In The Risk It Takes to Bloom: On Life and Liberation, her anticipated memoir out November 14 from St. Martin’s Press, Willis writes poignantly about her Georgia childhood, her journalism career, and her trajectory within LGBTQ+ advocacy. Raw, honest, and vulnerable, The Risk It Takes to Bloom shows that activists like Willis do not emerge out of nothing; rather, they are shaped by their life experiences into the powerful voices they become. In the chapter “For Women Who Had a Boyhood,” Willis writes about going home during her senior year of college, when she was just “figuring out how to navigate everyday life as a woman,” to attend the funeral and burial for her Auntie Joanie in Jacksonville and Live Oak, Florida, respectively.
Below, in an exclusive excerpt from her forthcoming debut, Willis writes about navigating the complex family dynamics of early transition and about finding the “fiery resolve” that has defined her career. — Them
The Risk It Takes to Bloom by Raquel Willis
When we made it to the church, I clung to Momma as much as possible. Her presence was like a shield, and I felt like a kid relearning how to interact with everyone. Soon, Chet and his wife strolled up to the crowd we were in. We exchanged hugs but said very little. As we coalesced in front of the church, I learned that there would be a procession of the family through the congregation. Great; the last thing I needed was more eyes on me. I tried to avoid any eye contact with relatives, though I saw a few weird looks in my periphery. Soon, the pastor welcomed us all to be seated as the organ player’s tune touched our ears. He spoke of “Sister Joan” and her commitment to her faith and family. Then there was another selection, and we joined the recessional.

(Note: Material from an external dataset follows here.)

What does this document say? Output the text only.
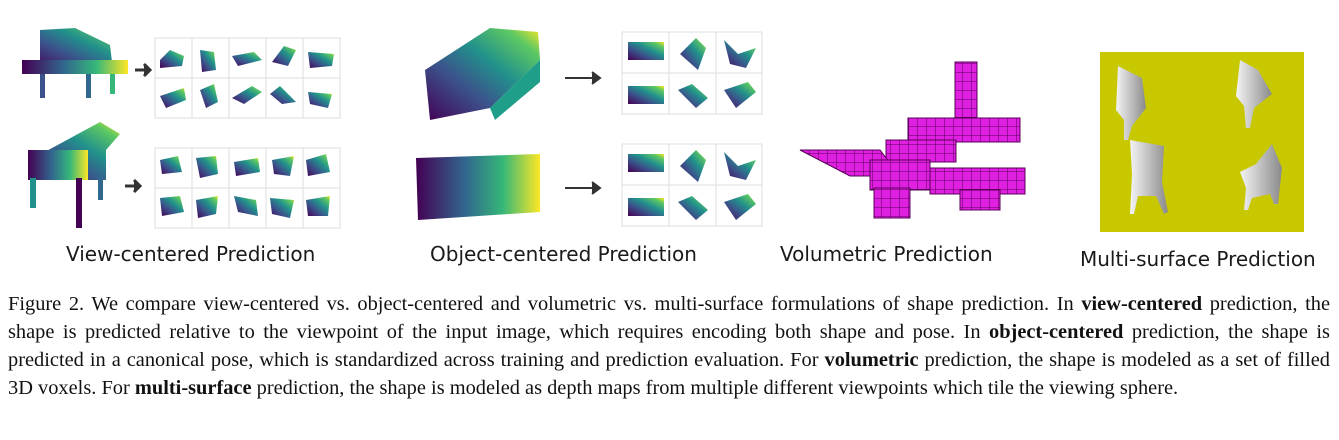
View-centered Prediction	Object-centered Prediction	Volumetric Prediction	Multi-surface Prediction
Figure 2. We compare view-centered vs. object-centered and volumetric vs. multi-surface formulations of shape prediction. In view-centered prediction, the shape is predicted relative to the viewpoint of the input image, which requires encoding both shape and pose. In object-centered prediction, the shape is predicted in a canonical pose, which is standardized across training and prediction evaluation. For volumetric prediction, the shape is modeled as a set of filled 3D voxels. For multi-surface prediction, the shape is modeled as depth maps from multiple different viewpoints which tile the viewing sphere.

As my family walked down the aisle, I saw Auntie Robyn and my uncle standing in a pew. They both had a mortified look as we passed them. My heart jolted. I hadn’t seen either of them since Dad’s death, nor had I expected my dad’s sister and her husband to attend the funeral of my mother’s sister. As we walked outside, I lay low, trying to avoid as many people as I could. Soon, Momma said she needed to go to the restroom and, seeing my fear of being left alone, she beckoned me along with her. I decided to wait outside the bathroom so as not to cause any unnecessary awkwardness. I hadn’t been clocked in a restroom in a while, but I didn’t want to take any chances with so many relatives. As I sat on a bench, I relished the lack of traffic. After a few older women left the restroom, Auntie Thelma burst into the area using my birth name while asking about Momma’s whereabouts. My temporary solace was destroyed, and embarrassment replaced the comfort I’d been seeking. I looked at her stupefied, then the older ladies stopped and looked around for this hypothetical man. But it didn’t take long for them to “get” what was going on. One of them looked at me and nervously said, “God bless you!” then shuffled away awkwardly. I was blessed, alright. I wanted to correct my auntie at the moment, but I had to excuse it and let the moment pass.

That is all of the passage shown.